タンパク質アイソフォーム(protein isoform)またはバリアント(protein variant)[1]とは、単一の遺伝子または遺伝子ファミリーに由来する、高度に類似したタンパク質セットのメンバーを意味する。多くの場合、それらは同一または類似した生物学的役割を果たすが、一部のアイソフォームは特有の機能を有する。タンパク質アイソフォームのセットは、選択的スプライシングや利用するプロモーターの差異、他の転写後修飾などによって形成されるが、一般的には翻訳後修飾によって生じた差異はアイソフォームとして考慮されない。

選択的スプライシングによる機構では、スプライシングの過程で遺伝子の異なるエクソン(タンパク質コード領域)が選択されたり、エクソンの異なる部分が選択されたりすることによって、1種類のmRNA前駆体から異なるmRNAの配列が形成される。

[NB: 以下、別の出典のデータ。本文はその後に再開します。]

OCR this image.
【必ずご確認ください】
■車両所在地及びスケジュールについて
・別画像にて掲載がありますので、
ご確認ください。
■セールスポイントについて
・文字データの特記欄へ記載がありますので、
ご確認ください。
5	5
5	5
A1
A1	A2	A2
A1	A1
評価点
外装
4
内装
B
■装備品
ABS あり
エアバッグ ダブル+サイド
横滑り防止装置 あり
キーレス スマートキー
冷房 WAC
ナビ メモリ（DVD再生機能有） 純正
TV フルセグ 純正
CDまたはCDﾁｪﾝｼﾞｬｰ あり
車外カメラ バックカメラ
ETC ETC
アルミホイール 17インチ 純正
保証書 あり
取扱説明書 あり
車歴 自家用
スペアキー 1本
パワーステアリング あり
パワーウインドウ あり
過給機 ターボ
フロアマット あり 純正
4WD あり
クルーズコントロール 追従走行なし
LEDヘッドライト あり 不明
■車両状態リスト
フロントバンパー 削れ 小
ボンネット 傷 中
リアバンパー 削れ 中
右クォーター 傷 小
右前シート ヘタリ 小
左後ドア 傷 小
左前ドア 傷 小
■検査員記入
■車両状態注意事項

アイソフォームの発見によって、ヒトゲノム計画で明らかにされたタンパク質をコードする遺伝子の数と個体に見つかるタンパク質の多様性の間の乖離を説明できるようになった。異なるタンパク質が同一の遺伝子によってコードされており、プロテオームの多様性が増大しているのである。RNAのレベルでのアイソフォームは、cDNAを研究することにより容易に特定することができる。ヒトの遺伝子の多くが選択的スプライシングによるアイソフォームを有することが確認されている。アイソフォームはタンパク質のレベルでは、通常タンパク質の表面に位置する部分で、ドメイン全体の欠失やループ部分の短縮などが生じている[2]

概説

単一の遺伝子は、構造や組成の異なる複数のタンパク質を産生する能力を有している[3][4]。この過程はmRNAの選択的スプライシングによって調節されるが、このような過程がヒトのプロテオームの多様性にどの程度影響を与えているのかは明らかではない。というのも、mRNA転写産物のアイソフォームの量とタンパク質アイソフォームの量とは必ずしも相関しているわけではないからである[5]

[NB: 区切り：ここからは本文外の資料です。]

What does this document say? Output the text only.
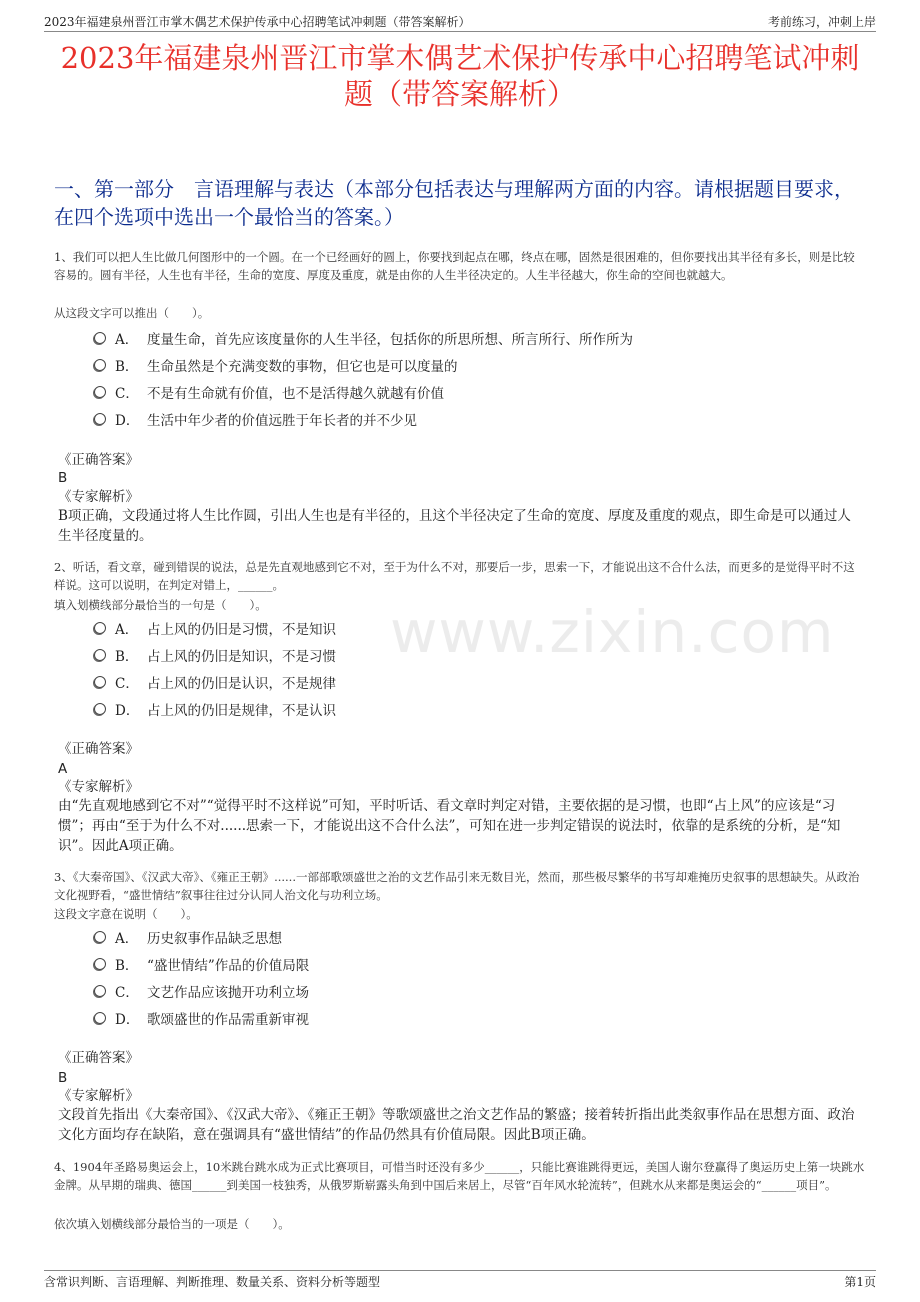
2023年福建泉州晋江市掌木偶艺术保护传承中心招聘笔试冲刺题（带答案解析）	考前练习，冲刺上岸
2023年福建泉州晋江市掌木偶艺术保护传承中心招聘笔试冲刺题（带答案解析）
一、第一部分　言语理解与表达（本部分包括表达与理解两方面的内容。请根据题目要求，在四个选项中选出一个最恰当的答案。）
www.zixin.com
1、我们可以把人生比做几何图形中的一个圆。在一个已经画好的圆上，你要找到起点在哪，终点在哪，固然是很困难的，但你要找出其半径有多长，则是比较容易的。圆有半径，人生也有半径，生命的宽度、厚度及重度，就是由你的人生半径决定的。人生半径越大，你生命的空间也就越大。
从这段文字可以推出（　　）。
A． 度量生命，首先应该度量你的人生半径，包括你的所思所想、所言所行、所作所为
B． 生命虽然是个充满变数的事物，但它也是可以度量的
C． 不是有生命就有价值，也不是活得越久就越有价值
D． 生活中年少者的价值远胜于年长者的并不少见
《正确答案》
B
《专家解析》
B项正确，文段通过将人生比作圆，引出人生也是有半径的，且这个半径决定了生命的宽度、厚度及重度的观点，即生命是可以通过人生半径度量的。
2、听话，看文章，碰到错误的说法，总是先直观地感到它不对，至于为什么不对，那要后一步，思索一下，才能说出这不合什么法，而更多的是觉得平时不这样说。这可以说明，在判定对错上，______。
填入划横线部分最恰当的一句是（　　）。
A． 占上风的仍旧是习惯，不是知识
B． 占上风的仍旧是知识，不是习惯
C． 占上风的仍旧是认识，不是规律
D． 占上风的仍旧是规律，不是认识
《正确答案》
A
《专家解析》
由“先直观地感到它不对”“觉得平时不这样说”可知，平时听话、看文章时判定对错，主要依据的是习惯，也即“占上风”的应该是“习惯”；再由“至于为什么不对......思索一下，才能说出这不合什么法”，可知在进一步判定错误的说法时，依靠的是系统的分析，是“知识”。因此A项正确。
3、《大秦帝国》、《汉武大帝》、《雍正王朝》......一部部歌颂盛世之治的文艺作品引来无数目光，然而，那些极尽繁华的书写却难掩历史叙事的思想缺失。从政治文化视野看，“盛世情结”叙事往往过分认同人治文化与功利立场。
这段文字意在说明（　　）。
A． 历史叙事作品缺乏思想
B． “盛世情结”作品的价值局限
C． 文艺作品应该抛开功利立场
D． 歌颂盛世的作品需重新审视
《正确答案》
B
《专家解析》
文段首先指出《大秦帝国》、《汉武大帝》、《雍正王朝》等歌颂盛世之治文艺作品的繁盛；接着转折指出此类叙事作品在思想方面、政治文化方面均存在缺陷，意在强调具有“盛世情结”的作品仍然具有价值局限。因此B项正确。
4、1904年圣路易奥运会上，10米跳台跳水成为正式比赛项目，可惜当时还没有多少______，只能比赛谁跳得更远，美国人谢尔登赢得了奥运历史上第一块跳水金牌。从早期的瑞典、德国______到美国一枝独秀，从俄罗斯崭露头角到中国后来居上，尽管“百年风水轮流转”，但跳水从来都是奥运会的“______项目”。
依次填入划横线部分最恰当的一项是（　　）。
含常识判断、言语理解、判断推理、数量关系、资料分析等题型	第1页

翻訳されたアイソフォームの特異性は、タンパク質の構造と機能、ならびに細胞種やそれらが産生された発生段階によっても決まる[3][4]。タンパク質が複数のサブユニットからなり、その各サブユニットに複数のアイソフォームが存在するときには、その特異性の決定はより複雑なものとなる。

例えば、ヒトの細胞でさまざまな機能を果たすAMP活性化プロテインキナーゼ(AMPK)は3つのサブユニットからなる[6]

  • αサブユニットは触媒サブユニットで、2つのアイソフォームが存在する。α1とα2はそれぞれPRKAA1PRKAA2遺伝子にコードされている。
  • βサブユニットは調節サブユニットで、2つのアイソフォームが存在する。β1とβ2はそれぞれPRKAB1PRKAB2遺伝子にコードされている。
  • γサブユニットは調節サブユニットで、3つのアイソフォームが存在する。γ1、γ2、γ3はそれぞれPRKAG1PRKAG2PRKAG3遺伝子にコードされている。

ヒトの骨格筋で優先的に形成されるのはα2β2γ1であるが、肝臓で最も豊富なのはα1β2γ1である[6]

機構

RNAスプライシングのさまざまなメカニズム

タンパク質アイソフォームが作り出される主要な機構は選択的スプライシングとプロモーター利用の差異であるが、変異多型といった遺伝的変化による修飾も異なるアイソフォームとして認識されることもある[7]

選択的スプライシングはmRNA転写産物のアイソフォームを作り出す主要な転写後修飾過程であり、タンパク質の多様性に寄与する主要な分子機構である[4]。巨大リボ核タンパク質であるスプライソソームは、内でRNAの切断とライゲーションを担う分子機械であり、タンパク質をコードしない領域(イントロン)を除去する[8]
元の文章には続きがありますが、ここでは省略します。